IACUCs have the freedom to evaluate any given procedure and categorize it as C, D, or E depending on the circumstances in which the procedure is employed. The MPTP-treated animals are distressed but receive intensive postprocedural care to address their condition. Although this care is not pharmaceutical, it is beneficial. Thus, they are not a good fit for Category C. Category D would seem to be the most logical, if postprocedural care is included in the list of agents used to address pain and distress.

Listing the animals in Category E, however, seems to be the most appropriate based on the USDA guidelines.
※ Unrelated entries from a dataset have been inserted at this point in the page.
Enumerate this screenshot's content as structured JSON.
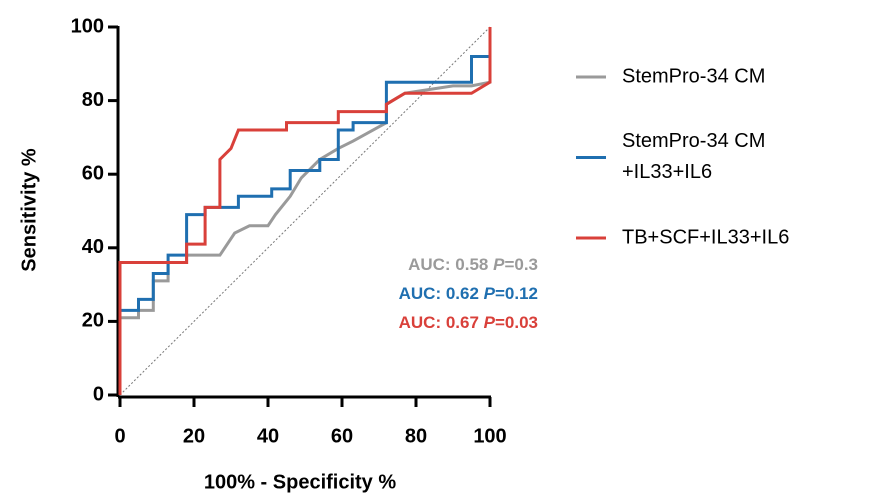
{
  "chart_data": {
    "type": "line",
    "x_label": "100% - Specificity %",
    "y_label": "Sensitivity %",
    "xlim": [
      0,
      100
    ],
    "ylim": [
      0,
      100
    ],
    "xticks": [
      0,
      20,
      40,
      60,
      80,
      100
    ],
    "yticks": [
      0,
      20,
      40,
      60,
      80,
      100
    ],
    "series": [
      {
        "name": "StemPro-34 CM",
        "color": "#9a9a9a",
        "x": [
          0,
          0,
          5,
          5,
          9,
          9,
          13,
          13,
          18,
          18,
          27,
          31,
          35,
          40,
          42,
          46,
          49,
          54,
          59,
          63,
          72,
          72,
          77,
          90,
          95,
          100,
          100
        ],
        "values": [
          0,
          21,
          21,
          23,
          23,
          31,
          31,
          36,
          36,
          38,
          38,
          44,
          46,
          46,
          49,
          54,
          59,
          64,
          67,
          69,
          74,
          79,
          82,
          84,
          84,
          85,
          89
        ]
      },
      {
        "name": "StemPro-34 CM +IL33+IL6",
        "color": "#1f6fb0",
        "x": [
          0,
          0,
          5,
          5,
          9,
          9,
          13,
          13,
          18,
          18,
          23,
          23,
          32,
          32,
          41,
          41,
          46,
          46,
          54,
          54,
          59,
          59,
          63,
          63,
          72,
          72,
          95,
          95,
          100,
          100
        ],
        "values": [
          0,
          23,
          23,
          26,
          26,
          33,
          33,
          38,
          38,
          49,
          49,
          51,
          51,
          54,
          54,
          56,
          56,
          61,
          61,
          64,
          64,
          72,
          72,
          74,
          74,
          85,
          85,
          92,
          92,
          100
        ]
      },
      {
        "name": "TB+SCF+IL33+IL6",
        "color": "#d9403a",
        "x": [
          0,
          0,
          18,
          18,
          23,
          23,
          27,
          27,
          30,
          32,
          45,
          45,
          59,
          59,
          72,
          72,
          77,
          95,
          100,
          100
        ],
        "values": [
          0,
          36,
          36,
          41,
          41,
          51,
          51,
          64,
          67,
          72,
          72,
          74,
          74,
          77,
          77,
          79,
          82,
          82,
          85,
          100
        ]
      }
    ],
    "annotations": [
      {
        "parts": [
          "AUC: ",
          "0.58 ",
          "P",
          "=0.3"
        ],
        "color": "#9a9a9a"
      },
      {
        "parts": [
          "AUC: ",
          "0.62 ",
          "P",
          "=0.12"
        ],
        "color": "#1f6fb0"
      },
      {
        "parts": [
          "AUC: ",
          "0.67 ",
          "P",
          "=0.03"
        ],
        "color": "#d9403a"
      }
    ]
  }
}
Nevertheless, Great Eastern should be concerned about having nonhuman primates listed as Category E on an internet-accessible annual report. It is very possible that this issue will have a significant impact on the outcome of the discussion. The opinion of the USDA inspector may be beneficial since the school appears not to have had problems reporting these animals as category C in the past; change might not be required. However, more discussion between the biomedical research community and the regulatory authorities is necessary to address these complex issues.

Although the animals undergoing the gene therapy trial will be debilitated, their condition is not the result of a major surgical procedure. Thus, the protocol does not fall under the guidelines outlined in USDA Policy #14 (ref. 1). I agree with the Chair's interpretation of this policy.

This situation (and the many others like it) indicate that the USDA needs to revaluate its current policies. It is important that views like those expressed by the new IACUC member are given adequate time for discussion and consideration. I hope that more consideration will be given to animal care and its ability to address postprocedural issues.